Il frappe à la porte en appelant doucement son voisin « Mickael ? Tu es là ?! »
« Oui, répond-il, je viens de rentrer et regarde mon appart’ : il est entièrement sans dessus-dessous »
« On t’a volé quelque chose ? » demande Clément, choqué par ce spectacle de désolation dans l’appartement de son voisin.
« Je ne crois pas : mon PC est là, ma télé aussi mais regarde, tout est cassé », dit-il la voix chevrotante.
Mickael vient d’être victime d’
un acte de vandalisme. Comment l’
assurance habitation prend-elle en charge ce type de dégradation ?
Le vandalisme, c’est quoi ?
La définition du vandalisme est assez claire : il s’agit de tout acte de saccage, de dégradation et même de destruction gratuite de biens publics ou privés.
L’univers de l’
assurance qui peut prendre en charge ce type d’acte malveillant dans le cadre de
la « garantie vandalisme » distingue généralement deux types d’actes :
• Le vandalisme pendant un cambriolage
• Le vandalisme pur (casser pour casser)
La garantie vandalisme n’est pas automatiquement incluse à un contrat d’assurance habitation. Cette garantie est souvent rattachée à la garantie vol du contrat ou peut être ajoutée en option.
La prise en charge de l’assurance logement
Dans le cadre d’un cambriolage, qui implique donc généralement le vol d’un bien et des dégradations multiples (serrures, fenêtres, etc.), la logique assurantielle veut que la garantie vol, si elle a été souscrite, prenne en charge ce type de dommage.
Mais avec cette garantie, seuls les dommages causés à l’intérieur du logement couvert par l’
assurance maison sont couverts par la garantie vol. Et là encore, l’assureur pose ses conditions pour que l’indemnisation soit valable.

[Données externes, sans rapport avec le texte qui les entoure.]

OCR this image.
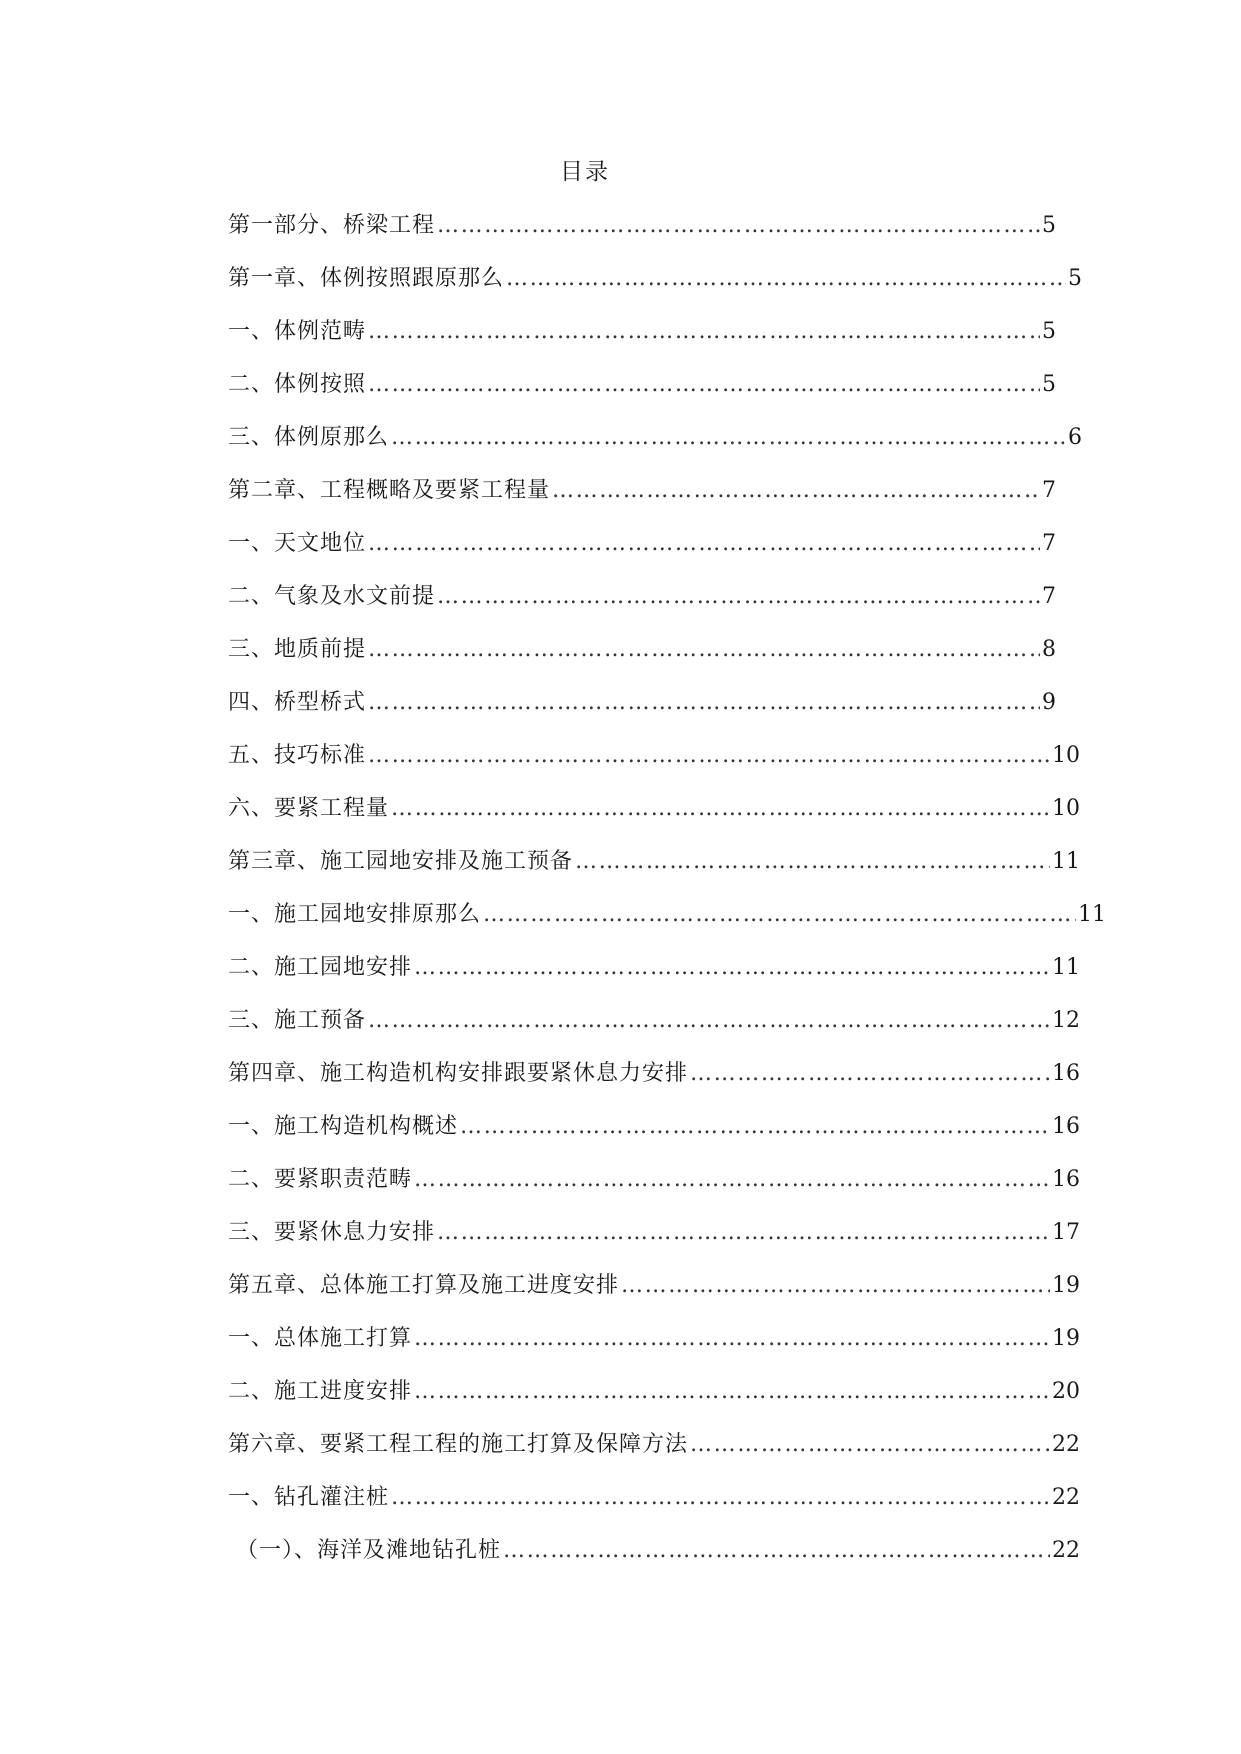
目录
第一部分、桥梁工程 …………………………………………………………………………………………………………………………………………………………………………………………	5
第一章、体例按照跟原那么 …………………………………………………………………………………………………………………………………………………………………………………………	5
一、体例范畴 …………………………………………………………………………………………………………………………………………………………………………………………	5
二、体例按照 …………………………………………………………………………………………………………………………………………………………………………………………	5
三、体例原那么 …………………………………………………………………………………………………………………………………………………………………………………………	6
第二章、工程概略及要紧工程量 …………………………………………………………………………………………………………………………………………………………………………………………	7
一、天文地位 …………………………………………………………………………………………………………………………………………………………………………………………	7
二、气象及水文前提 …………………………………………………………………………………………………………………………………………………………………………………………	7
三、地质前提 …………………………………………………………………………………………………………………………………………………………………………………………	8
四、桥型桥式 …………………………………………………………………………………………………………………………………………………………………………………………	9
五、技巧标准 …………………………………………………………………………………………………………………………………………………………………………………………	10
六、要紧工程量 …………………………………………………………………………………………………………………………………………………………………………………………	10
第三章、施工园地安排及施工预备 …………………………………………………………………………………………………………………………………………………………………………………………	11
一、施工园地安排原那么 …………………………………………………………………………………………………………………………………………………………………………………………	11
二、施工园地安排 …………………………………………………………………………………………………………………………………………………………………………………………	11
三、施工预备 …………………………………………………………………………………………………………………………………………………………………………………………	12
第四章、施工构造机构安排跟要紧休息力安排 …………………………………………………………………………………………………………………………………………………………………………………………	16
一、施工构造机构概述 …………………………………………………………………………………………………………………………………………………………………………………………	16
二、要紧职责范畴 …………………………………………………………………………………………………………………………………………………………………………………………	16
三、要紧休息力安排 …………………………………………………………………………………………………………………………………………………………………………………………	17
第五章、总体施工打算及施工进度安排 …………………………………………………………………………………………………………………………………………………………………………………………	19
一、总体施工打算 …………………………………………………………………………………………………………………………………………………………………………………………	19
二、施工进度安排 …………………………………………………………………………………………………………………………………………………………………………………………	20
第六章、要紧工程工程的施工打算及保障方法 …………………………………………………………………………………………………………………………………………………………………………………………	22
一、钻孔灌注桩 …………………………………………………………………………………………………………………………………………………………………………………………	22
（一）、海洋及滩地钻孔桩 …………………………………………………………………………………………………………………………………………………………………………………………	22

Dans le cadre d’un simple acte vandalisme, dont l’objectif était seulement la dégradation, la garantie vandalisme doit être souscrite pour couvrir les dégâts. Acte souvent réalisé à l’extérieur de la maison, dans le jardin (casse de la collection de nains de jardins, tags sur les portes de garage et sur les façades, etc.) il est également possible d’en être victime à l’intérieur de son domicile (quand le cambrioleur se fait surprendre par exemple, il n’a pas le temps de voler et s’enfuit).
Les démarches pour obtenir une indemnisation
Les victimes d’acte de vandalisme doivent impérativement déposer une plainte auprès des autorités telles que la gendarmerie ou la police.
Pour l’indemnisation il convient de conserver tout bien endommagé et la facture des réparations ainsi que toutes les preuves qui attestent que ces biens ont été détériorés (photos par exemple).
« Bon, je sais ce qu’il me reste à faire : je n’ai plus qu’à rajouter une extension de garantie pour me protéger des actes de vandalisme » se dit Clément Jassurmalin.